Vicky Warren feels like she’s been attacked from all sides lately. Across the street from her rental apartment in the working-class Los Angeles County city of Hawthorne, noisy planes take off and land at all hours, diverted to the local municipal airport from wealthier Santa Monica, where neighbor complaints have restricted air traffic. On the other side of her apartment, cars on the 105 Freeway sound the frustration of L.A. traffic. She’s even getting assailed within her walls: Termites have invaded so completely that she can’t keep any food uncovered. Flea bites cover her legs; rats are aggressively attacking the boxes she has stored in her garage. So Warren was disappointed, but not surprised, to learn that invaders are coming from underground, too.
I talked to a dozen people who live along the tunnel’s route, and most said they hadn’t witnessed any extra noise or traffic. But none had been informed ahead of time that a private company would be digging a tunnel beneath the street. Some only learned about the tunnel in mid-2018—not when the digging started, in 2017—because the company purchased a dilapidated house on 119th Place for nearly $500,000 in cash.
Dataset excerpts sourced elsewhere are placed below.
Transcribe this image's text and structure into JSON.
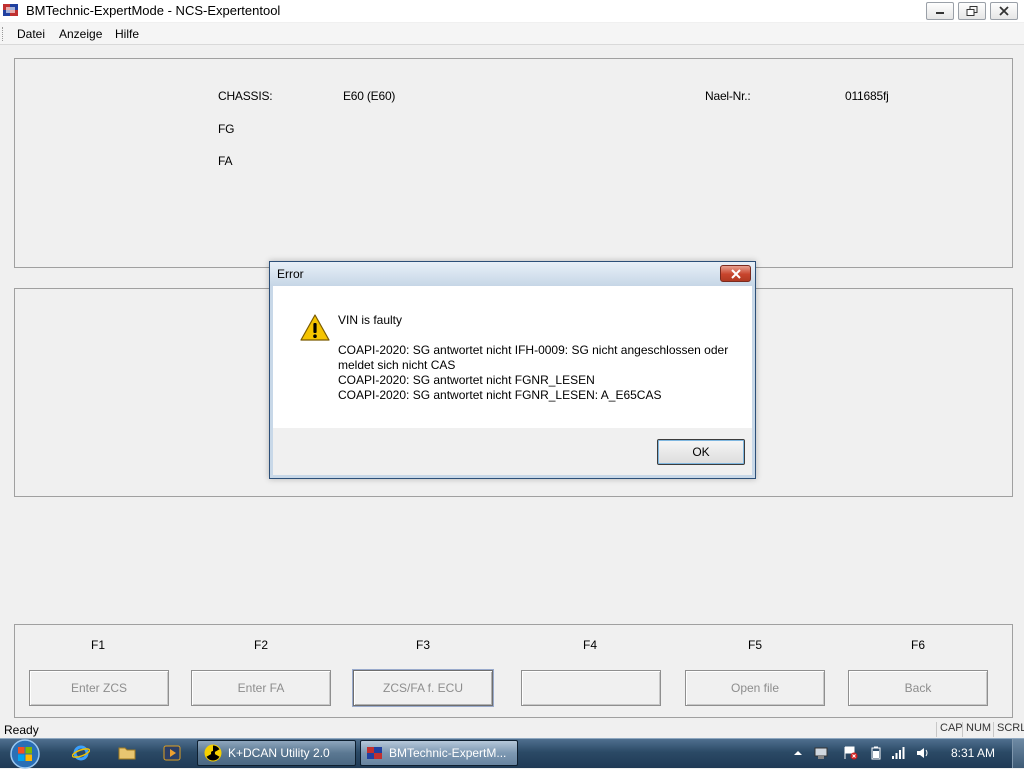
{
  "window": {
    "title": "BMTechnic-ExpertMode - NCS-Expertentool"
  },
  "menu": {
    "items": [
      "Datei",
      "Anzeige",
      "Hilfe"
    ]
  },
  "info": {
    "chassis_label": "CHASSIS:",
    "chassis_value": "E60 (E60)",
    "fg_label": "FG",
    "fa_label": "FA",
    "nael_label": "Nael-Nr.:",
    "nael_value": "011685fj"
  },
  "fkeys": [
    {
      "key": "F1",
      "button": "Enter ZCS"
    },
    {
      "key": "F2",
      "button": "Enter FA"
    },
    {
      "key": "F3",
      "button": "ZCS/FA f. ECU"
    },
    {
      "key": "F4",
      "button": ""
    },
    {
      "key": "F5",
      "button": "Open file"
    },
    {
      "key": "F6",
      "button": "Back"
    }
  ],
  "status": {
    "text": "Ready",
    "indicators": [
      "CAP",
      "NUM",
      "SCRL"
    ]
  },
  "dialog": {
    "title": "Error",
    "headline": "VIN is faulty",
    "lines": [
      "COAPI-2020: SG antwortet nicht  IFH-0009: SG nicht angeschlossen oder",
      "meldet sich nicht  CAS",
      "COAPI-2020: SG antwortet nicht  FGNR_LESEN",
      "COAPI-2020: SG antwortet nicht  FGNR_LESEN: A_E65CAS"
    ],
    "ok_label": "OK",
    "icon": "warning-icon"
  },
  "taskbar": {
    "tasks": [
      {
        "label": "K+DCAN Utility 2.0",
        "icon": "radiation-icon"
      },
      {
        "label": "BMTechnic-ExpertM...",
        "icon": "app-icon"
      }
    ],
    "quick_launch": [
      "internet-explorer-icon",
      "folder-icon",
      "media-player-icon"
    ],
    "clock": "8:31 AM"
  },
  "colors": {
    "taskbar": "#2b4a66",
    "close_red": "#c8452d",
    "disabled_text": "#8d8d8d"
  }
}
Yet, in many ways, the tunnel is a triumph of privatization. Plans to extend the Los Angeles Metro system under the Sepulveda Pass first went on the ballot in 2016, after years of planning; the project itself won’t be completed for decades, because of federal and state regulations. Musk just needs to find the money. Since the Boring Company is private, it is able to avoid the years of tedious environmental reviews required when the government tries to build transit. It is also exempt from “Buy American” requirements necessary for projects that receive federal funding. This allows the company to try a new technology much faster than if the government got involved. Musk’s SpaceX was able to lower the cost of space travel through private rocketry, and the Boring Company hopes to do the same for tunneling, a spokesman told me.
Musk seems more interested in finding a convenient test site for a bold idea, one that he believes leapfrogs existing technological options, rather than doing the tedious work of improving an old system.